Why is it so important that we involve men and boys?
‘Men and women are raised with notions on how they are supposed to behave, and relate towards each other. Change will not happen, by solely focussing on half of the population, and only one of the actors in a relationship. We have a lot of testimonies from men, who after being part of our interventions, tell us that the increased equality in their families and relationships, have not only improved the lives of their wives and children, but also their own. Equal relationships have positive effects for everyone, including men.’

‘If you don’t engage men and boys, and only work with women and girls, you run the risk of creating more resistance and actually increasing tensions, as we also saw happen around #MeToo, where men felt blamed or threatened. This causes a negative backlash. If you take a positive approach, talk to men and start with the positive role they can play, they actually want to be part of the solution.’

Is this positive approach of involving men and boys the answer to #MeToo?
It is the answer to tackling gender inequality worldwide. But it is not just about gender. It is about class, race, religion, age groups, and more. #MeToo has made a lot of people aware of the differences in power, how people use power and the injustice of it.’

‘Our programme shows the importance and effects of engaging men and boys. It may sound a bit soft, but a lot of our work is about communication and dialogue. It is amazing what the effect is of having a number of sessions to discuss these matters. It changes people. The results of Prevention+ show that after these interventions, there is a shift in the way people shape their relationships and how they relate to the opposite gender. We see less violence and more equitable decision-making in the household, just by being able to communicate and connect.’

“Our interventions aren’t called #MeToo, but we address the same issues”

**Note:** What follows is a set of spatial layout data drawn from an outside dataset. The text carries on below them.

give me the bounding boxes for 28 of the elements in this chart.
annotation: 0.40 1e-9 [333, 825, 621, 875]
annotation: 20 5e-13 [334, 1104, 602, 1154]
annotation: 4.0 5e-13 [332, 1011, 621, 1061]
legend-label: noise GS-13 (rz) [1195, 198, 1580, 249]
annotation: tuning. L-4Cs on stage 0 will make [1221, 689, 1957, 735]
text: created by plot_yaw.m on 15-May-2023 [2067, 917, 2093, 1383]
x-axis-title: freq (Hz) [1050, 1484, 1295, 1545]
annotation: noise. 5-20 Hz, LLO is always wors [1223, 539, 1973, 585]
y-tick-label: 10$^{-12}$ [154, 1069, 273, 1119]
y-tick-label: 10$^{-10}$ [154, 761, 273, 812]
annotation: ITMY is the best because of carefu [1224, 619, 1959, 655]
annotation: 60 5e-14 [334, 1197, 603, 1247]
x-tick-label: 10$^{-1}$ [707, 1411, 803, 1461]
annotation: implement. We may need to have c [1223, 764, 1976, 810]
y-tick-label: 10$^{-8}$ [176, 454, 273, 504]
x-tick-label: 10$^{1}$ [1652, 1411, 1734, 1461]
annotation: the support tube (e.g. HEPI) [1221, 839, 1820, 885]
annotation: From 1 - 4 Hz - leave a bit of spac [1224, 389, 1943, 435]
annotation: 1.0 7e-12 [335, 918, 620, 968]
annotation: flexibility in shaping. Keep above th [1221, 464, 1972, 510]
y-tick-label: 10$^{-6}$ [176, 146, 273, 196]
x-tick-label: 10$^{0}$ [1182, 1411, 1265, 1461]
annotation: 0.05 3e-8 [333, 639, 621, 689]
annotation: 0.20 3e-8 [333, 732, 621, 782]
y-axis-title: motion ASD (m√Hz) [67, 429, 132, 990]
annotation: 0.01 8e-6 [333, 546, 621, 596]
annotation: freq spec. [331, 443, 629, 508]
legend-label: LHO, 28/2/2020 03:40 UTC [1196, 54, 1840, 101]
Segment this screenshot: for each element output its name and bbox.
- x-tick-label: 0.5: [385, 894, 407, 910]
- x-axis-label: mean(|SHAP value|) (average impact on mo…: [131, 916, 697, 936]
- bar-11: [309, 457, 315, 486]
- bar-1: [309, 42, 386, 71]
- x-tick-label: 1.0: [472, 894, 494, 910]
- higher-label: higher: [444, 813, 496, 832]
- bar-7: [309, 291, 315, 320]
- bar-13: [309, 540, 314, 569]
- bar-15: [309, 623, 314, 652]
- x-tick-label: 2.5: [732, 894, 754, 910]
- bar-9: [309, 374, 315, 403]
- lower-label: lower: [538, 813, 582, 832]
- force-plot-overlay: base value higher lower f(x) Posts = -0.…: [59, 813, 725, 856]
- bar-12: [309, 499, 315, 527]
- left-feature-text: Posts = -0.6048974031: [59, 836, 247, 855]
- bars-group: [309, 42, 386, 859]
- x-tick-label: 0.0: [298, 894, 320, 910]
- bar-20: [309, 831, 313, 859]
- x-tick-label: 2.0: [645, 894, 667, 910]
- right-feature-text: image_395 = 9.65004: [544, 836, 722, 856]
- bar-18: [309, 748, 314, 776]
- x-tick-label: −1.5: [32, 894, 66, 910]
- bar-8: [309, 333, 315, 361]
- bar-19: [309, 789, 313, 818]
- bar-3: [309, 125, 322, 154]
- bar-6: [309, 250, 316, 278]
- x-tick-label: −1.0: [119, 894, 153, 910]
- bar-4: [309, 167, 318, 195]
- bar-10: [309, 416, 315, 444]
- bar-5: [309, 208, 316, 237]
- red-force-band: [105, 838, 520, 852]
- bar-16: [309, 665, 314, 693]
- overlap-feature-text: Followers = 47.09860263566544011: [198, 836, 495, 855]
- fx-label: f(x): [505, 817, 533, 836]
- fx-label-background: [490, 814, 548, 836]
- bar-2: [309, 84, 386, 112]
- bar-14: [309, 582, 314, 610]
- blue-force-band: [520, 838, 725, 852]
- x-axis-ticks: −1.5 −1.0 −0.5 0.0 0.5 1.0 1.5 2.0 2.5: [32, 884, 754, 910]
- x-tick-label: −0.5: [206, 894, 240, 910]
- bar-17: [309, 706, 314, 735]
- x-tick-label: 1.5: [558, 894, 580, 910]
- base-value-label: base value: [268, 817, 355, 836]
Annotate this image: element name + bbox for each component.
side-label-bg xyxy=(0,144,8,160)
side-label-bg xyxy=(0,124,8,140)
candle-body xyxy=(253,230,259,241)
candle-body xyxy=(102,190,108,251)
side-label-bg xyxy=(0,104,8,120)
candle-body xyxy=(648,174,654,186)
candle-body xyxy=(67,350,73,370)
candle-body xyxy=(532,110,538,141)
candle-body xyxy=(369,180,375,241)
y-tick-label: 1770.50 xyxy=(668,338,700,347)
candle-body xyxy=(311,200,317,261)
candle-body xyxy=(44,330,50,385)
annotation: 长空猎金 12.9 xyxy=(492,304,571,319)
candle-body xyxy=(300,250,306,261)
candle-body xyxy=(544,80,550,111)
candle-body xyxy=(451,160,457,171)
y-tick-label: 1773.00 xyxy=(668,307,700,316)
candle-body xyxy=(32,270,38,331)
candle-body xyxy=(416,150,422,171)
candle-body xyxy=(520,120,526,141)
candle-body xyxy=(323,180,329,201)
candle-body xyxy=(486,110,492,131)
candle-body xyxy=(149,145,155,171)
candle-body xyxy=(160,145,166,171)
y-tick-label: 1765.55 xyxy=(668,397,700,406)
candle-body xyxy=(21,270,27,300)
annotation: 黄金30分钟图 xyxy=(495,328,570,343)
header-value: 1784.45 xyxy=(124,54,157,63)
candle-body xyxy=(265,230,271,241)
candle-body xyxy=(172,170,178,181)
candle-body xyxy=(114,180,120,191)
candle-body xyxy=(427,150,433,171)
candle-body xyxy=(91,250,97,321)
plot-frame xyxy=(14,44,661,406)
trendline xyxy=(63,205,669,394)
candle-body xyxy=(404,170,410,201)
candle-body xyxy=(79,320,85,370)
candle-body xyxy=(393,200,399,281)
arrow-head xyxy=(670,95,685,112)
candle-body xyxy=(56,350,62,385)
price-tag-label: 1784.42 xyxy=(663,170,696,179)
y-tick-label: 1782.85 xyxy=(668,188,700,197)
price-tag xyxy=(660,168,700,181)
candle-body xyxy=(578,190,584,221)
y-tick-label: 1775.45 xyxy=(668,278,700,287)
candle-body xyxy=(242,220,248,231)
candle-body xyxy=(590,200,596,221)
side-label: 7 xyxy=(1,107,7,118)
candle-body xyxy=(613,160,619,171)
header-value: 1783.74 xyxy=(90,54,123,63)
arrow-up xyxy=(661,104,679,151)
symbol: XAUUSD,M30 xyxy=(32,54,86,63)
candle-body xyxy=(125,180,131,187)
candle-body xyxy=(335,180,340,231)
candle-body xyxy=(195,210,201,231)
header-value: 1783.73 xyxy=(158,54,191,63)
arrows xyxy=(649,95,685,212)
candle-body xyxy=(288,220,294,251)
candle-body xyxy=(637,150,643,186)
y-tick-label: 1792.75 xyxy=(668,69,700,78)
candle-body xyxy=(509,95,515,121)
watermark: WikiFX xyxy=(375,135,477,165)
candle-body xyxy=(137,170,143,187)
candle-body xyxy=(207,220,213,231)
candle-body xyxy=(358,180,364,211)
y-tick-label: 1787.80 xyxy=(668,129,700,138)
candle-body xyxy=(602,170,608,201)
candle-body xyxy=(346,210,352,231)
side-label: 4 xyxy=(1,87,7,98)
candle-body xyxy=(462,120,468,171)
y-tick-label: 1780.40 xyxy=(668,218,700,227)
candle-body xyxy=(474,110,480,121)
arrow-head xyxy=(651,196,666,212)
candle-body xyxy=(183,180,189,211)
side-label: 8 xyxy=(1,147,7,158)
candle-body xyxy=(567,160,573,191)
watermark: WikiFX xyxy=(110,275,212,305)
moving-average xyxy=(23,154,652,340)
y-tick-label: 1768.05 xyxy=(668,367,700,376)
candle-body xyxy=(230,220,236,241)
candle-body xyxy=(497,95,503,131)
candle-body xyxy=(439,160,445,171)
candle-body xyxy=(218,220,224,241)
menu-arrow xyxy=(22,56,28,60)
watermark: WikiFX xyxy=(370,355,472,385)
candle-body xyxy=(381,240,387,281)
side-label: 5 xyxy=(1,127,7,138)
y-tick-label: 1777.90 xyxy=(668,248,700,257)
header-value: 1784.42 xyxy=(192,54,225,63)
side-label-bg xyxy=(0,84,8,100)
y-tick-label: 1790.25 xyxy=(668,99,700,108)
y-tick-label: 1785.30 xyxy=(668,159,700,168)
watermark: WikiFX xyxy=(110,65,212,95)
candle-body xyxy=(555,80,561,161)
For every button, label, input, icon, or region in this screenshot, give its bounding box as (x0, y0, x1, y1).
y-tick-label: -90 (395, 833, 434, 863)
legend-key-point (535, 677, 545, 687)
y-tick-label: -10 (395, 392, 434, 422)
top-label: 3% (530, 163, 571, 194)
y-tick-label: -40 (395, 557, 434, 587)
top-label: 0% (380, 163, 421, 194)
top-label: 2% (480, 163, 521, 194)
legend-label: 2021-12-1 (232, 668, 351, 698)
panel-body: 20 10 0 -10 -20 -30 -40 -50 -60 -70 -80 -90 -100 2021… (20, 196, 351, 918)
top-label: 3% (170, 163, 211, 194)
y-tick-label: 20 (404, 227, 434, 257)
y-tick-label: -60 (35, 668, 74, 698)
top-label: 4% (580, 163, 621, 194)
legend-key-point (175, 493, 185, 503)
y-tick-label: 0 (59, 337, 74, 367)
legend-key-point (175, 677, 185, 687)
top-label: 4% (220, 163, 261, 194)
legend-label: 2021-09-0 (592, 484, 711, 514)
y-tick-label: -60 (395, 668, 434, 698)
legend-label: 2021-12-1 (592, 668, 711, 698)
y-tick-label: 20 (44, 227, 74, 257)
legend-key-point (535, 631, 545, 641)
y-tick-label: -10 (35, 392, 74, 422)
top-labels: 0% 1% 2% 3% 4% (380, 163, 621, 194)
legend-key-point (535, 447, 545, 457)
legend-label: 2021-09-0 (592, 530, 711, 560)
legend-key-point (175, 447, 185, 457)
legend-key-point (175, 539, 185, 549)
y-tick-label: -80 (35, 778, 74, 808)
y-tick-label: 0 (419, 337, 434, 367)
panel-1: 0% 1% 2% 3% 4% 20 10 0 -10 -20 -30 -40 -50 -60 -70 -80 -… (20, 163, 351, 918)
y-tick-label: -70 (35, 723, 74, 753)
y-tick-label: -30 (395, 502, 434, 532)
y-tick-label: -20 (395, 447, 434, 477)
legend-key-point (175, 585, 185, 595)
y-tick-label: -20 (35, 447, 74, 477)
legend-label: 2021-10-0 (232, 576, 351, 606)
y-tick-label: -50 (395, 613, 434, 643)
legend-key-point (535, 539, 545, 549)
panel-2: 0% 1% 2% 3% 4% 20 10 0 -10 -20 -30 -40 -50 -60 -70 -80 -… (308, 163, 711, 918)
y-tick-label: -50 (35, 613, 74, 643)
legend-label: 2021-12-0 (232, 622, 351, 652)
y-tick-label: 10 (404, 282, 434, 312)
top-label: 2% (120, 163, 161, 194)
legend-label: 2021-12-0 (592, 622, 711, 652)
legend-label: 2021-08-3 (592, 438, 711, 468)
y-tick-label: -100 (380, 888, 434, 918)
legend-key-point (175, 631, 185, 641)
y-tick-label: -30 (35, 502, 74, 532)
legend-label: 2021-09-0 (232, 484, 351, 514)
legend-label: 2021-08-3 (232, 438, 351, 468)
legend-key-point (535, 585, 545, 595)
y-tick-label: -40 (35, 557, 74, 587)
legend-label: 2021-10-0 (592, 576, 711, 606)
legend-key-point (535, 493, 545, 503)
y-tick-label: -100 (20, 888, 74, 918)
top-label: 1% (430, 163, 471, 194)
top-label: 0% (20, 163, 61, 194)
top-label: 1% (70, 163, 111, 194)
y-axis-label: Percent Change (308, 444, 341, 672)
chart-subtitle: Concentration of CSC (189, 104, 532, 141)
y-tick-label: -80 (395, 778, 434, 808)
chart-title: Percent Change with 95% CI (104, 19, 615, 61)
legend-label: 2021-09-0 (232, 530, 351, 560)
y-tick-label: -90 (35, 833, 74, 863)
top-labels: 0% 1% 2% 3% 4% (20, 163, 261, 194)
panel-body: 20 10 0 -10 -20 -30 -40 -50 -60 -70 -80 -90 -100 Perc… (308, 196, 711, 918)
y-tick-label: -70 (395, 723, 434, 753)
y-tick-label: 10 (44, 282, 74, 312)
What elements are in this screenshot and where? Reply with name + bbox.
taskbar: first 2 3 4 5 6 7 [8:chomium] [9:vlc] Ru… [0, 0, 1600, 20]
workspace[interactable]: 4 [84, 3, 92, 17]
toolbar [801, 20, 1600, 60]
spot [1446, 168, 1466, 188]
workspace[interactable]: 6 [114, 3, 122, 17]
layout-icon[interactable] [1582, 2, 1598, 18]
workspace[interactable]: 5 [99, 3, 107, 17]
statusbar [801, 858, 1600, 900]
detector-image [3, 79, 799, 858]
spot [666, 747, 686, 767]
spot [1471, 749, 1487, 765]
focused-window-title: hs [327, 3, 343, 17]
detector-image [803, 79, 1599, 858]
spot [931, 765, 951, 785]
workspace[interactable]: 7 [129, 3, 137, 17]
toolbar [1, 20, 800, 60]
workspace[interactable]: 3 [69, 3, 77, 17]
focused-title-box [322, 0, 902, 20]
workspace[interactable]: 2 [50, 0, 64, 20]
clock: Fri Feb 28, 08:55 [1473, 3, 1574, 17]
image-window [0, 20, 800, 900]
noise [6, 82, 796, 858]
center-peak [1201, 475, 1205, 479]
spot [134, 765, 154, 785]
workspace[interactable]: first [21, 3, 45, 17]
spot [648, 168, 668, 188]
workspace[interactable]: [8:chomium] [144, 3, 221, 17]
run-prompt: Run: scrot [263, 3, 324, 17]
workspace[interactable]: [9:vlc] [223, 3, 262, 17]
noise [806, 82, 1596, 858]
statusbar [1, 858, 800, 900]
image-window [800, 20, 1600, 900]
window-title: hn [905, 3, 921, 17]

Do enough people know about the idea of involving men and boys?
‘In the development sector, we see that engaging men and boys is being recognised as an important strategy. Our interventions may not be called #MeToo, but we do address the same issues. However, it is very important to stress that it isn’t the only strategy. Gender equality will always remain our aim. The end result is always to empower women and girls to end GBV. If you work with men and boys, you might unconsciously strengthen the already existing power relationships. Always stay aware of that. Our approach is a contributing strategy, but we must continue to focus on women’s empowerment, and provide support in cases of violence.’

A year after #MeToo, what is the way forward?
‘What is important for us, as we are halfway through the Prevention+ programme, is that we see a lot of positive effects of our step-by-step approach. We will capture and share these results with others in the field, but also with the general public. To tackle this global issue, we have to communicate, connect and act together to challenge and change the power dynamics leading to inequality and GBV.’